As the reaction to Darwin's theory began following the publication of On the Origin of Species at the end of 1859, Erasmus thought it "the most interesting book I have ever read", and sent a copy to his old flame Harriet Martineau who at 58 was still reviewing from her home in the Lake District. In 1863 he was on the Council of the abolitionist Ethnological Society of London which at the time of the American Civil War was engaged in debate with the breakaway pro-slavery Anthropological Society.

Francis Galton, having caught the fad for Spiritualism, arranged a séance in January 1874 at Erasmus's house with those attending including Charles, Hensleigh Wedgwood and Thomas Huxley.

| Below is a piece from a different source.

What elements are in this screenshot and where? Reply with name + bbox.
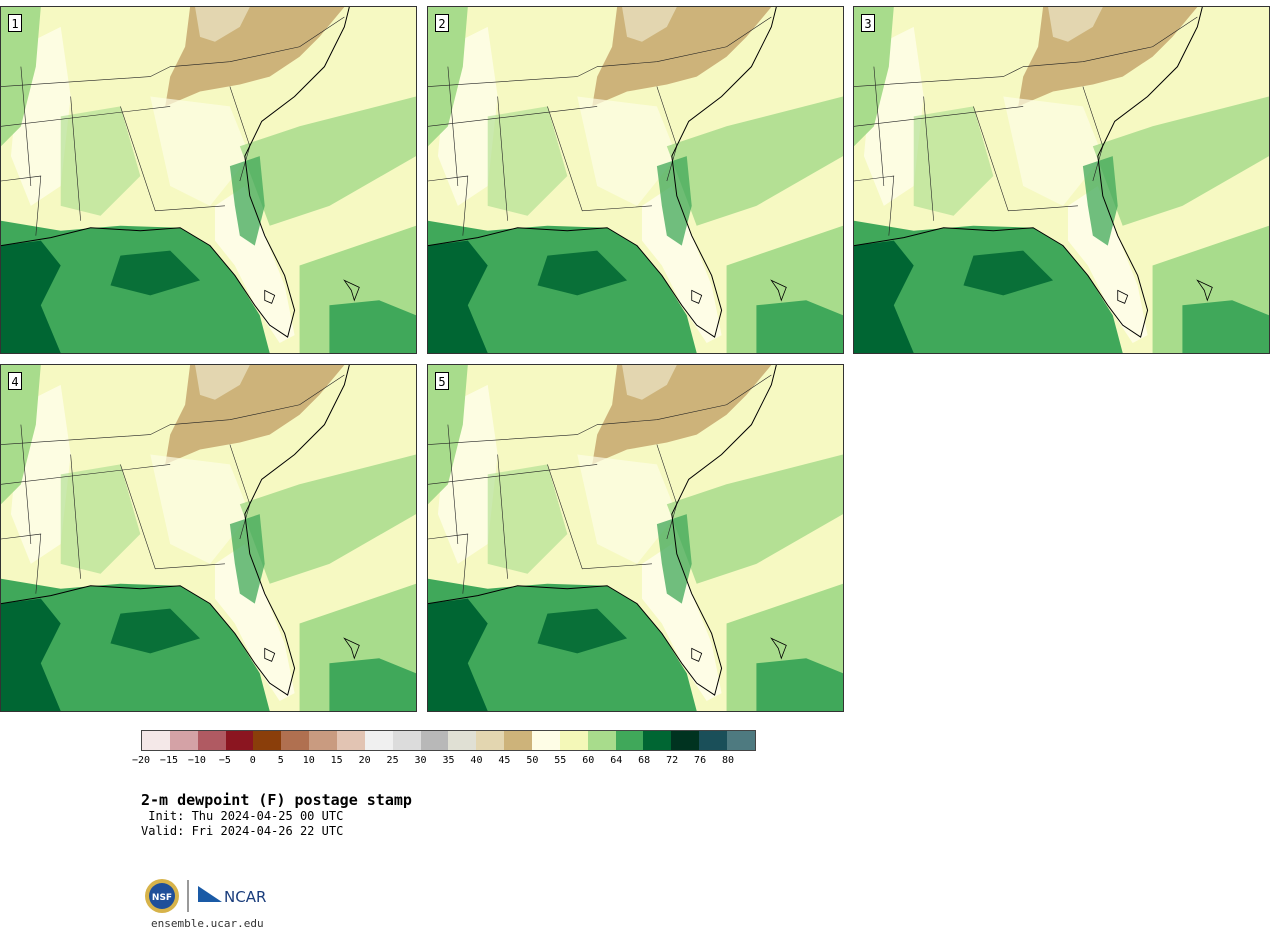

Charles's son George hired the medium Charles Williams, and they sat round the table in the dark, though Charles left to lie down, missing the show. It "took away all their breaths" with a ringing bell, rushing wind, jumping candlestick and the table rising up above their heads. Galton thought it a "good séance" and Erasmus dabbled in "spirit photographs", but Charles remained convinced that it was "all imposture", as Huxley and George proved at a second séance.

By the autumn of 1880 Erasmus was in poor health, suffering from the effects of time and opium, in constant pain and scarcely able to leave home. In September 1880 Charles stayed with Erasmus while his portrait was painted by John Collier. Shortly afterwards, Erasmus became gravely ill and died quietly on 26 August. Emma Darwin broke the news to Charles, who commented that he had seen Erasmus dying slowly "for many years", not "a happy man" but always kindhearted, clearheaded and affectionate. The funeral at Downe on 1 September was taken by their cousin John Allen Wedgwood, now 85, who had officiated at the wedding of Charles and Emma. Charles, looking "old and ill" in a long black funeral cloak, was a picture of "sad reverie" as the coffin was lowered. A marble slab was arranged, with words by Thomas Carlyle: "one of the sincerest, truest and most modest of men".

He is buried in St Mary the Virgin Churchyard, Downe, Kent.